Entri Populer

Minggu, 30 Januari 2011

Definisi Pemberdayaan

Secara konseptual, pemberdayaan atau pemberkuasaan (empowerment), berasal dari kata ‘power’ (kekuasaan atau keberdayaan). Karenanya, ide utama pemberdayaan bersentuhan dengan konsep mengenai kekuasaan. Kekuasaan seringkali dikaitkan dengan kemampuan kita untuk membuat orang lain melakukan apa yang kita inginkan, terlepas dari keinginan dan minat mereka. Ilmu sosial tradisional menekankan bahwa kekuasaan berkaitan dengan pengaruh dan kontrol. Pengertian ini mengasumsikan bahwa kekuasaan sebagai sesuatu yang tidak berubah atau tidak dapat dirubah. Kekuasaan sesungguhnya tidak terbatas pada pengertian di atas. Kekuasaan tidak vakum dan terisolasi. Kekuasaan senantiasa hadir dalam konteks relasi sosial antar manusia. Kekuasaan tercipta dalam relasi sosial. Karena itu, kekuasaan dan hubungan kekuasaan dapat berubah. Dengan pemahaman kekuasaan seperti ini, pemberdayaan sebagai sebuah proses perubahan kemudian memiliki konsep yang bermakna. Dengan kata lain, kemungkinan terjadinya proses pemberdayaan sangat tergantung pada dua hal yaitu:
·         Bahwa kekuasaan dapat berubah. Jika kekuasaan tidak dapat berubah, pemberdayaan tidak mungkin terjadi dengan cara apapun.
·        Bahwa kekuasaan dapat diperluas. Konsep ini menekankan pada pengertian kekuasaan yang tidak statis, melainkan dinamis.
Berikut akan disampaikan beberapa pengertian tentang pemberdayaan yaitu :
·         Pemberdayaan bertujuan untuk meningkatkan kekuasaan orang-orang yang lemah atau tidak beruntung (Ife, 1995: 56).
·         Pemberdayaan menunjuk pada usaha pengalokasian kembali kekuasaan melalui pengubahan struktur sosial (Swift dan Levin (1987: xiii).
·         Pemberdayaan adalah suatu cara dengan mana rakyat, organisasi, dan komunitas diarahkan agar mampu menguasai (atau berkuasa atas) kehidupannya (Rappaport, 1984: 3).
·         Pemberdayaan adalah sebuah proses dengan mana orang menjadi cukup kuat untuk berpartisipasi dalam, berbagi pengontrolan atas, dan mempengaruhi terhadap, kejadian-kejadian serta lembaga-lembaga yang mempengaruhi kehidupannya. Pemberdayaan menekankan bahwa orang memperoleh keterampilan, pengetahuan, dan kekuasaan yang cukup untuk mempengaruhi kehidupannya dan kehidupan orang lain yang menjadi perhatiannya (Parsons, et al., 1994:106).
·         Pemberdayaan menunjuk pada kemampuan orang, khususnya kelompok rentan dan lemah, untuk (a) memiliki akses terhadap sumber-sumber produktif yang memungkinkan mereka dapat meningkatkan pendapatannya dan memperoleh barang-baran dan jasa-jasa yang mereka perlukan; dan (b) berpartisipasi dalam proses pembangunan dan keputusan-keputusan yang mempengaruhi mereka.
Beragam definisi pemberdayaan menjelaskan bahwa pemberdayaan adalah sebuah proses dan tujuan.
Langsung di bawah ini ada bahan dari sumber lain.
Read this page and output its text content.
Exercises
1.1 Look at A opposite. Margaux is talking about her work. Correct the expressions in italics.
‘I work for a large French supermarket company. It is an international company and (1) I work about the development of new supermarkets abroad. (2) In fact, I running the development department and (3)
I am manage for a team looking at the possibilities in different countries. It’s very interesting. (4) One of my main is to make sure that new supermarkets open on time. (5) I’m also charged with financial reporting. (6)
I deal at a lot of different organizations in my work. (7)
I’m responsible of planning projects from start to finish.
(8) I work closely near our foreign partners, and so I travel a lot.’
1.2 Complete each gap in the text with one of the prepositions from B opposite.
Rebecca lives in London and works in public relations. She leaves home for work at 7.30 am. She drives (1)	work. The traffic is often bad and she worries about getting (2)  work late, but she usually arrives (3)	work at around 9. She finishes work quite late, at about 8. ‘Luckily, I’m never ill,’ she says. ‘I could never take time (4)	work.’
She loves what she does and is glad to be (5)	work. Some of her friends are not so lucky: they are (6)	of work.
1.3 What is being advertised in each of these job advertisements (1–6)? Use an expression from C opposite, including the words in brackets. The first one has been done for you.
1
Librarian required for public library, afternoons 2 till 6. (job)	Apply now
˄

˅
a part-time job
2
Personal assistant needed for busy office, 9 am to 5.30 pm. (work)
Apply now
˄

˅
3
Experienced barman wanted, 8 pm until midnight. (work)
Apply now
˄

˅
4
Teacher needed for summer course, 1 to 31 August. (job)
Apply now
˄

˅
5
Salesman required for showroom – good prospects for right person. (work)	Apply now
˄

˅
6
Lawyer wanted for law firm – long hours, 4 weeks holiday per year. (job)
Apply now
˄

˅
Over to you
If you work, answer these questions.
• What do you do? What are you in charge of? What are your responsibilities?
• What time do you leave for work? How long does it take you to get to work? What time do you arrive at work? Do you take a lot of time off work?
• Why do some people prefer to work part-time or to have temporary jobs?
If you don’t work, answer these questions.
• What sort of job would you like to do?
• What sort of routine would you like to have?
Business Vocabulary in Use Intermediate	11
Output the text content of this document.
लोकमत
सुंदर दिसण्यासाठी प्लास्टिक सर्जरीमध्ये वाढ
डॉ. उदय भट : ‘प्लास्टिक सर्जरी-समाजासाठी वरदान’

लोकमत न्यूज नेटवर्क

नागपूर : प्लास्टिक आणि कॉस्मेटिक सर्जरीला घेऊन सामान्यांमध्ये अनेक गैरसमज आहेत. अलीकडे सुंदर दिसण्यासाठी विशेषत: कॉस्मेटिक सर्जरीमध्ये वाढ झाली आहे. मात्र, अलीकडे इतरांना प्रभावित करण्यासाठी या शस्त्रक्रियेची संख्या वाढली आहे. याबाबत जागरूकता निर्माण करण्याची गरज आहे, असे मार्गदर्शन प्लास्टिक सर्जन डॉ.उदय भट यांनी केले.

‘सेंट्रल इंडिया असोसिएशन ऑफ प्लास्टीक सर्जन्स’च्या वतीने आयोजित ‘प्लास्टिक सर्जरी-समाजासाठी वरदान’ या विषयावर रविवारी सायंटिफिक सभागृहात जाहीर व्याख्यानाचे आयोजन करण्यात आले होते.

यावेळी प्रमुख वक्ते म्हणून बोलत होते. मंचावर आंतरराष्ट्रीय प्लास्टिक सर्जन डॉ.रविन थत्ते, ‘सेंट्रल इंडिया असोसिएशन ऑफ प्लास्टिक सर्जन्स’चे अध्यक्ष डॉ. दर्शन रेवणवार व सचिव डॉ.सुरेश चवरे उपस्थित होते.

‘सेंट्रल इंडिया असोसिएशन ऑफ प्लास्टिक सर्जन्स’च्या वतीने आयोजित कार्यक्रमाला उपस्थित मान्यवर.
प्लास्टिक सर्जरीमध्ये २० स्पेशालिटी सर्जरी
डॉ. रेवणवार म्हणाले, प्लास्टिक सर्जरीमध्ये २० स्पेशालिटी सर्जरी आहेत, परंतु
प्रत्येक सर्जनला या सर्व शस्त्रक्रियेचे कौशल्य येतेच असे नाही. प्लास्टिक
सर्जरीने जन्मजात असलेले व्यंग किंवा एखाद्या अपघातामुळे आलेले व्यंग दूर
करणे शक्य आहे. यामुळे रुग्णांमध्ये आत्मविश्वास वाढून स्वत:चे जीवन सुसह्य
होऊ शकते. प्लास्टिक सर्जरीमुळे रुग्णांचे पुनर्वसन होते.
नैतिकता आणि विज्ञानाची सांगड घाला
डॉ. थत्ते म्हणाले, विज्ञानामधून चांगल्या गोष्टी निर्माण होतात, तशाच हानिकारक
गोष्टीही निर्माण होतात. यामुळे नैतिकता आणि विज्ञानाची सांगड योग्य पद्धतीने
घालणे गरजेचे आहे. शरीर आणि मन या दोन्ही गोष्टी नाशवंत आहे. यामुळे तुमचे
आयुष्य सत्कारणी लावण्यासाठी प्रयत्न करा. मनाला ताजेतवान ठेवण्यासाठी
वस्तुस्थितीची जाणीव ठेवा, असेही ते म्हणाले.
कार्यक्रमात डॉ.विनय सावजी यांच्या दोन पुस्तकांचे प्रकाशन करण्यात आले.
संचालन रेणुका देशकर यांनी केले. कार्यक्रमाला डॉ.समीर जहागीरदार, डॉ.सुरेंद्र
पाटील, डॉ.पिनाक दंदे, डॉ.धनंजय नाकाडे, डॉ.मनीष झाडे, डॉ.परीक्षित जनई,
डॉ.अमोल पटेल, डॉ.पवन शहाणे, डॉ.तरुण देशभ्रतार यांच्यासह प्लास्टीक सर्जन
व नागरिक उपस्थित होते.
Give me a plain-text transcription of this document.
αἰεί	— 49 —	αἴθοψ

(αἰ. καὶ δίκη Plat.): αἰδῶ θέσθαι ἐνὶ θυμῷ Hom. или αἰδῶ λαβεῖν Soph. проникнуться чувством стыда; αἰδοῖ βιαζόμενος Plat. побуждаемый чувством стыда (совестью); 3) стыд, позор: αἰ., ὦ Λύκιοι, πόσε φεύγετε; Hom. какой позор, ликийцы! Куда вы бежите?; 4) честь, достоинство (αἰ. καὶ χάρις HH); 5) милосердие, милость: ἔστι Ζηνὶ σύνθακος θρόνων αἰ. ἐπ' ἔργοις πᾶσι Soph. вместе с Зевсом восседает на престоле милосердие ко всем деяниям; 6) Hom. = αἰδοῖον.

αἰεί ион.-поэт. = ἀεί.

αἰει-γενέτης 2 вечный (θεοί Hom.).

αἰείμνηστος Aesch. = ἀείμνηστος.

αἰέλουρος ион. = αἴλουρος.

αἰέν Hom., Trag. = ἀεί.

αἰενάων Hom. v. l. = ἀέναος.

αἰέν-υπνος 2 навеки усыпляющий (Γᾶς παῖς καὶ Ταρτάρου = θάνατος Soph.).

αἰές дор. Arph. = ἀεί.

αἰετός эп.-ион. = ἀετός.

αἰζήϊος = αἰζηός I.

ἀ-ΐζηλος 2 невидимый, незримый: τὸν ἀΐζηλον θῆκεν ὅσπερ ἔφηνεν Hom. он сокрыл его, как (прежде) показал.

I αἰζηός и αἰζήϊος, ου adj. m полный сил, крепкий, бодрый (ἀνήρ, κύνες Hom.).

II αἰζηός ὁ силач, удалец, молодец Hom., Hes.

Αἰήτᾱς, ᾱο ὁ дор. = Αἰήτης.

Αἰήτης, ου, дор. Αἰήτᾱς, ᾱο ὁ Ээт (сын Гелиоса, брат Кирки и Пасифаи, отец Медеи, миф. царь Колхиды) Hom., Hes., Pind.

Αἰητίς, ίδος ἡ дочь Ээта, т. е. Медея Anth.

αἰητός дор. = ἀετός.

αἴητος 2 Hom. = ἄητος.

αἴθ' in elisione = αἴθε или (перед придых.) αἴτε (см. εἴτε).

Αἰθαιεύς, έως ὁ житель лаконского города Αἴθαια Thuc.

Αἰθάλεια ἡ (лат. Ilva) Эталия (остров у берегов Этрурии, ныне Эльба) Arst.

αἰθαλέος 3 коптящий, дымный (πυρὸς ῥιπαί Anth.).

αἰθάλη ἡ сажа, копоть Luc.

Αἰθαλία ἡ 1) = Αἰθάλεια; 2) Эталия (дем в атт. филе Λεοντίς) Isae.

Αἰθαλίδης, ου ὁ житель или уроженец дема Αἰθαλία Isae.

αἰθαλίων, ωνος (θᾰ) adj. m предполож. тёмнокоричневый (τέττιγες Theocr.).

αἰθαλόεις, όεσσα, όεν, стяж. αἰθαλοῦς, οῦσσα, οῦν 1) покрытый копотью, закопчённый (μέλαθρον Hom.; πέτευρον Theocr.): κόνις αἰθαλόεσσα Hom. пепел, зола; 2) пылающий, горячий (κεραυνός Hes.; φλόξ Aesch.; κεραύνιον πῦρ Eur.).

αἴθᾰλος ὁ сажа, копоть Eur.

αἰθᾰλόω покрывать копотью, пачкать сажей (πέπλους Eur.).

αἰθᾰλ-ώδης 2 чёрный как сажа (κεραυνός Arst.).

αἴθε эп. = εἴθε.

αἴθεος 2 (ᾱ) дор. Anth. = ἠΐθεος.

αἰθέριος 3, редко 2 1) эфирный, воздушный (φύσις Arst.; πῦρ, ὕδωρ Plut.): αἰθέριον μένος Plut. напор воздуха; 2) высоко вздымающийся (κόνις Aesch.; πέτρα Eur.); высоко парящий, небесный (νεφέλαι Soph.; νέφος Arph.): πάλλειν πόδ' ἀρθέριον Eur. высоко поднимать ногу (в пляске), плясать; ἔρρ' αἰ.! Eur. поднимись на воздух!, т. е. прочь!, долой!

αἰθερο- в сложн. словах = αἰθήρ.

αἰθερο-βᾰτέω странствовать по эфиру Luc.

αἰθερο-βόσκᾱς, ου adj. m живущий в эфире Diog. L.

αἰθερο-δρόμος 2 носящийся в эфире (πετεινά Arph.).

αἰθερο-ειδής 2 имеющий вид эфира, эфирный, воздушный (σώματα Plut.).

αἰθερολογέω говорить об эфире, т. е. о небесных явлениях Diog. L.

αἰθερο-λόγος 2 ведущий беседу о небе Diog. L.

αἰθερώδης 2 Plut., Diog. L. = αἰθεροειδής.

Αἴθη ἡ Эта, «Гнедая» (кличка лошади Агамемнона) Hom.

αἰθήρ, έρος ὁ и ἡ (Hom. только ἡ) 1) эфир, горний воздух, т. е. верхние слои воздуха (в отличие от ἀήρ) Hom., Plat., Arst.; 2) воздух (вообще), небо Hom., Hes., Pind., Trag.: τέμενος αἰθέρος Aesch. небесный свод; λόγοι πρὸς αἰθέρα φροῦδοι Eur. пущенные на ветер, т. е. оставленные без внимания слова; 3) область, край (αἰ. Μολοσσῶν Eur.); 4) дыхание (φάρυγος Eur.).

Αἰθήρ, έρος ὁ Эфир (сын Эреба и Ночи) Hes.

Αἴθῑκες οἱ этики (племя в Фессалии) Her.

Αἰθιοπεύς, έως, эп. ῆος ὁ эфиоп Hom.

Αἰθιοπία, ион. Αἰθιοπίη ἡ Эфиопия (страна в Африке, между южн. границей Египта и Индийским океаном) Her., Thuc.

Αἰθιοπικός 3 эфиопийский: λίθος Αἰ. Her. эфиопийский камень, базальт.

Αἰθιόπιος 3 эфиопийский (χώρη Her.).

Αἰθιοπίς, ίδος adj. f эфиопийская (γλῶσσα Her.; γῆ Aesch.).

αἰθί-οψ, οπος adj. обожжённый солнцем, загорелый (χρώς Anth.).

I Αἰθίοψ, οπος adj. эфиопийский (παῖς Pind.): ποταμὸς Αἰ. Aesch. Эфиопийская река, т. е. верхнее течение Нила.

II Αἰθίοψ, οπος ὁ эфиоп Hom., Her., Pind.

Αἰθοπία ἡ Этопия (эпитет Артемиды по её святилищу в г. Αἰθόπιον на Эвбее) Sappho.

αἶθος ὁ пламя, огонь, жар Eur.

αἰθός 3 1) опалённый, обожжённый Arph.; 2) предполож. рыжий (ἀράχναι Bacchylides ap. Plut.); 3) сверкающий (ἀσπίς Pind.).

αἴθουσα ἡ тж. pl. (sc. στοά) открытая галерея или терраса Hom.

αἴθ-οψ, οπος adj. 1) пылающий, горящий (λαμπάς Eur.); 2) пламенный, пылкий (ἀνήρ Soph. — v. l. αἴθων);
Sebagai proses, pemberdayaan adalah serangkaian kegiatan untuk memperkuat kekuasaan atau keberdayaan kelompok lemah dalam masyarakat, termasuk individu-individu yang mengalami masalah kemiskinan. Sebagi tujuan, maka pemberdayaan menunjuk pada keadaan atau hasil yang ingin dicapai oleh sebuah perubahan sosial; yaitu masyarakat miskin yang berdaya, memiliki kekuasaan atau mempunyai pengetahuan dan kemampuan dalam memenuhi kebutuhan hidupnya baik yang bersifat fisik, ekonomi, maupun sosial seperti memiliki kepercayaan diri, mampu menyampaikan aspirasi, mempunyai mata pencaharian, berpartisipasi dalam kegiatan sosial, dan mandiri dalam melaksanakan tugas-tugas kehidupannya. Pengertian pemberdayaan sebagai tujuan seringkali digunakan sebagai indikator keberhasilan pemberdayaan sebagai sebuah proses.